Das war es, was er sagen wollte. Er wollte über etwas sprechen, über das fast nie gesprochen wurde. Er wollte die Angst vor Elisabeths Tod sichtbar machen. Auf diese Weise wollte er sie feiern: Sie durfte nicht sterben. Sein Blick traf in dem Moment den von Tulla. Sie starrte ihn an, etwas erstaunt, vielleicht schockiert. Er bemerkte, daß sie blaß war. Einen Augenblick überlegte er, ob ihr diese unerwarteten Betrachtungen über den Tod, über das existentiell Unannehmbare, jemanden zu verlieren, zu nahe gingen.
Er zögerte einen Augenblick. Er wollte niemanden provozieren. Aber er zwang sich, fortzufahren. Er wollte den Menschen in diesem Saal, all diesen wirklichen und sogenannten Freunden Elisabeths, vermitteln, wie unersetzlich sie war, wie einmalig, egal ob sie bei Telenor, bei Burlingthon Ltd. oder daheim im Dahl-Haus in der Altenpflege tätig war. Er zögerte das Wort etwas hinaus, beschloß dann aber, es zu verwenden, und genau in diesem Augenblick erbrach sich Tulla Dahl, ein Strahl traf mit hörbarem Laut den Tisch und die Teller vor ihr. Das Erbrochene traf auch Elisabeths Kleid, die sofort aufsprangund mit erhobener Hand Thomas zurief: »Aufhören, aufhören.«
Er dachte an Dunnes Hand im Augenblick des Todes, während er zur Schwiegermutter lief und hörte, daß sie furzte, ja mehr als das. Nach dem Geruch zu urteilen, hatte sie in die Hose gemacht. Sie schnappte nach Luft und spuckte die letzten Reste aus.
Zusammen mit Elisabeth hielt er sie. Er schaute Elisabeth an, sah ihre totale Abhängigkeit von der Mutter, nur von der Mutter, genauso wie er eigentlich total von Elisabeth abhängig war, nur von Elisabeth.
»Nur ruhig, Tulla«, sagte er.
»Aufhören, Thomas!« wiederholte Elisabeth. Sie wollte die alleinige Kontrolle in dieser Situation. Im Saal war es totenstill. Er fühlte Tullas Puls, stellte fest, daß er hoch und unregelmäßig war.
Und da spürte er, daß ein neuer Flimmeranfall kam. Von einer Sekunde zur anderen wandelte sich sein Wohlbefinden. Er unterdrückte ein Stöhnen, wußte, was ihm bevorstand. Den restlichen Abend würde er sich krank fühlen. Es hatte sich inzwischen in ihm schon so viel Streß aufgestaut, daß der Anfall vielleicht andauerte, bis sie in zwei Tagen im Flugzeug nach Chicago saßen, aber daran wollte er jetzt nicht denken.

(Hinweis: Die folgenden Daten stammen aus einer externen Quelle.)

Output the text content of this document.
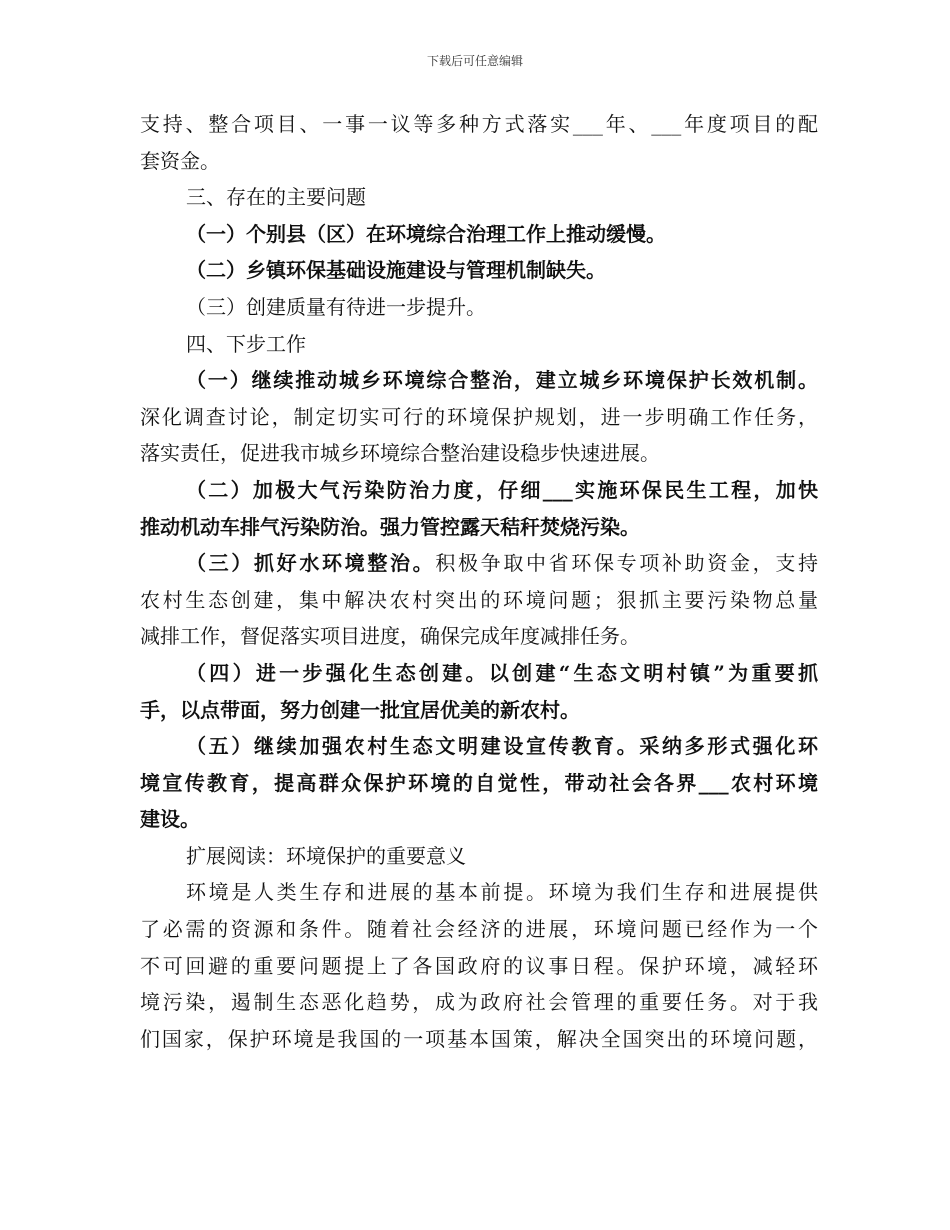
下载后可任意编辑
支持、整合项目、一事一议等多种方式落实___年、___年度项目的配
套资金。
三、存在的主要问题
（一）个别县（区）在环境综合治理工作上推动缓慢。
（二）乡镇环保基础设施建设与管理机制缺失。
（三）创建质量有待进一步提升。
四、下步工作
（一）继续推动城乡环境综合整治，建立城乡环境保护长效机制。
深化调查讨论，制定切实可行的环境保护规划，进一步明确工作任务，
落实责任，促进我市城乡环境综合整治建设稳步快速进展。
（二）加极大气污染防治力度，仔细___实施环保民生工程，加快
推动机动车排气污染防治。强力管控露天秸秆焚烧污染。
（三）抓好水环境整治。积极争取中省环保专项补助资金，支持
农村生态创建，集中解决农村突出的环境问题；狠抓主要污染物总量
减排工作，督促落实项目进度，确保完成年度减排任务。
（四）进一步强化生态创建。以创建“生态文明村镇”为重要抓
手，以点带面，努力创建一批宜居优美的新农村。
（五）继续加强农村生态文明建设宣传教育。采纳多形式强化环
境宣传教育，提高群众保护环境的自觉性，带动社会各界___农村环境
建设。
扩展阅读：环境保护的重要意义
环境是人类生存和进展的基本前提。环境为我们生存和进展提供
了必需的资源和条件。随着社会经济的进展，环境问题已经作为一个
不可回避的重要问题提上了各国政府的议事日程。保护环境，减轻环
境污染，遏制生态恶化趋势，成为政府社会管理的重要任务。对于我
们国家，保护环境是我国的一项基本国策，解决全国突出的环境问题，
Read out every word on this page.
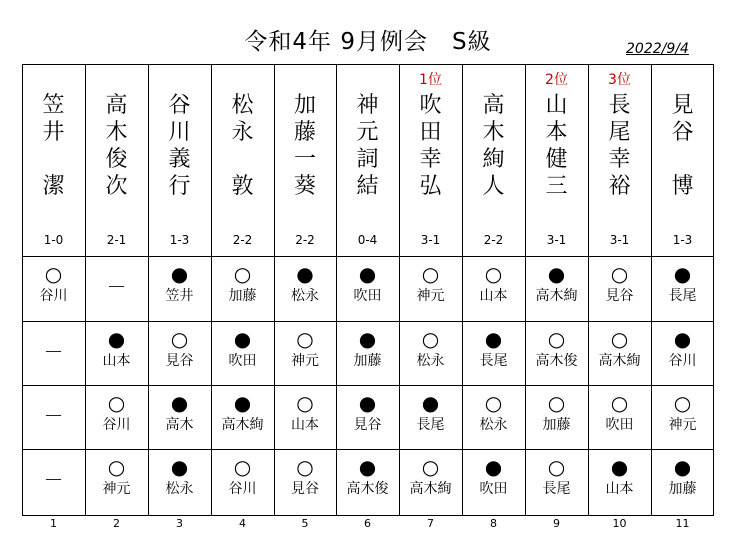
令和4年 9月例会　S級	2022/9/4
笠
井
潔
1-0
○
谷川
－
－
－
1
高
木
俊
次
2-1
－
●
山本
○
谷川
○
神元
2
谷
川
義
行
1-3
●
笠井
○
見谷
●
高木
●
松永
3
松
永
敦
2-2
○
加藤
●
吹田
●
高木絢
○
谷川
4
加
藤
一
葵
2-2
●
松永
○
神元
○
山本
○
見谷
5
神
元
詞
結
0-4
●
吹田
●
加藤
●
見谷
●
高木俊
6
1位
吹
田
幸
弘
3-1
○
神元
○
松永
●
長尾
○
高木絢
7
高
木
絢
人
2-2
○
山本
●
長尾
○
松永
●
吹田
8
2位
山
本
健
三
3-1
●
高木絢
○
高木俊
○
加藤
○
長尾
9
3位
長
尾
幸
裕
3-1
○
見谷
○
高木絢
○
吹田
●
山本
10
見
谷
博
1-3
●
長尾
●
谷川
○
神元
●
加藤
11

»Wir müssen sie nach Hause bringen«, sagte er.
»Natürlich«, sagte Elisabeth. »Ich bringe sie heim.«
»Du bist hier heute die Hauptperson«, sagte er erzürnt und gleichzeitig nervös, weil alle im Saal zuhörten. » Ich kümmere mich um sie.«
Elisabeth schüttelte heftig den Kopf. »Es ist besser, wenn du hierbleibst«, sagte sie. Sie war fast genauso bleich im Gesicht wie die Mutter. Da kam Janne.
» Ich übernehme Mutter!« rief sie. Die Stimme war so scharf, daß Elisabeth zusammenzuckte.

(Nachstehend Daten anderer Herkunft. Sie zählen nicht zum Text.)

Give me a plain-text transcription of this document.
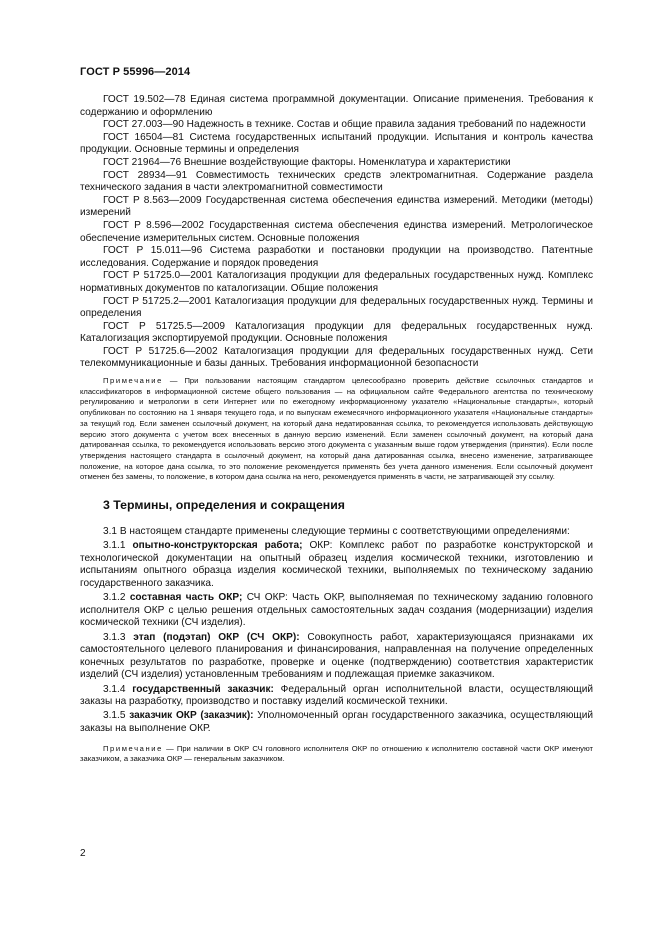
ГОСТ Р 55996—2014

ГОСТ 19.502—78 Единая система программной документации. Описание применения. Требования к содержанию и оформлению

ГОСТ 27.003—90 Надежность в технике. Состав и общие правила задания требований по надежности

ГОСТ 16504—81 Система государственных испытаний продукции. Испытания и контроль качества продукции. Основные термины и определения

ГОСТ 21964—76 Внешние воздействующие факторы. Номенклатура и характеристики

ГОСТ 28934—91 Совместимость технических средств электромагнитная. Содержание раздела технического задания в части электромагнитной совместимости

ГОСТ Р 8.563—2009 Государственная система обеспечения единства измерений. Методики (методы) измерений

ГОСТ Р 8.596—2002 Государственная система обеспечения единства измерений. Метрологическое обеспечение измерительных систем. Основные положения

ГОСТ Р 15.011—96 Система разработки и постановки продукции на производство. Патентные исследования. Содержание и порядок проведения

ГОСТ Р 51725.0—2001 Каталогизация продукции для федеральных государственных нужд. Комплекс нормативных документов по каталогизации. Общие положения

ГОСТ Р 51725.2—2001 Каталогизация продукции для федеральных государственных нужд. Термины и определения

ГОСТ Р 51725.5—2009 Каталогизация продукции для федеральных государственных нужд. Каталогизация экспортируемой продукции. Основные положения

ГОСТ Р 51725.6—2002 Каталогизация продукции для федеральных государственных нужд. Сети телекоммуникационные и базы данных. Требования информационной безопасности

Примечание — При пользовании настоящим стандартом целесообразно проверить действие ссылочных стандартов и классификаторов в информационной системе общего пользования — на официальном сайте Федерального агентства по техническому регулированию и метрологии в сети Интернет или по ежегодному информационному указателю «Национальные стандарты», который опубликован по состоянию на 1 января текущего года, и по выпускам ежемесячного информационного указателя «Национальные стандарты» за текущий год. Если заменен ссылочный документ, на который дана недатированная ссылка, то рекомендуется использовать действующую версию этого документа с учетом всех внесенных в данную версию изменений. Если заменен ссылочный документ, на который дана датированная ссылка, то рекомендуется использовать версию этого документа с указанным выше годом утверждения (принятия). Если после утверждения настоящего стандарта в ссылочный документ, на который дана датированная ссылка, внесено изменение, затрагивающее положение, на которое дана ссылка, то это положение рекомендуется применять без учета данного изменения. Если ссылочный документ отменен без замены, то положение, в котором дана ссылка на него, рекомендуется применять в части, не затрагивающей эту ссылку.

3 Термины, определения и сокращения

3.1 В настоящем стандарте применены следующие термины с соответствующими определениями:

3.1.1 опытно-конструкторская работа; ОКР: Комплекс работ по разработке конструкторской и технологической документации на опытный образец изделия космической техники, изготовлению и испытаниям опытного образца изделия космической техники, выполняемых по техническому заданию государственного заказчика.

3.1.2 составная часть ОКР; СЧ ОКР: Часть ОКР, выполняемая по техническому заданию головного исполнителя ОКР с целью решения отдельных самостоятельных задач создания (модернизации) изделия космической техники (СЧ изделия).

3.1.3 этап (подэтап) ОКР (СЧ ОКР): Совокупность работ, характеризующаяся признаками их самостоятельного целевого планирования и финансирования, направленная на получение определенных конечных результатов по разработке, проверке и оценке (подтверждению) соответствия характеристик изделий (СЧ изделия) установленным требованиям и подлежащая приемке заказчиком.

3.1.4 государственный заказчик: Федеральный орган исполнительной власти, осуществляющий заказы на разработку, производство и поставку изделий космической техники.

3.1.5 заказчик ОКР (заказчик): Уполномоченный орган государственного заказчика, осуществляющий заказы на выполнение ОКР.

Примечание — При наличии в ОКР СЧ головного исполнителя ОКР по отношению к исполнителю составной части ОКР именуют заказчиком, а заказчика ОКР — генеральным заказчиком.

2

»Willst du das tun?« fragte sie dankbar.
Janne nickte. »Natürlich.«
»Nein, ich will, daß mich Elisabeth heimbringt!« Tulla sprach mit zitternder Stimme und versuchte, aufzustehen.
»Still jetzt, Mutter«, schrie Janne und drückte sie wieder auf den Stuhl. Thomas Brenner fühlte sich plötzlich leer und überflüssig. Er war mitten aus seiner Rede gerissen worden, aus dem Geständnis seines Lebens. Jetzt war es sowieso zu spät. Janne übernahm die Kontrolle, winkte Andreas, der schließlich begriff, daß auch er den Schwestern und der Mutter beistehen mußte.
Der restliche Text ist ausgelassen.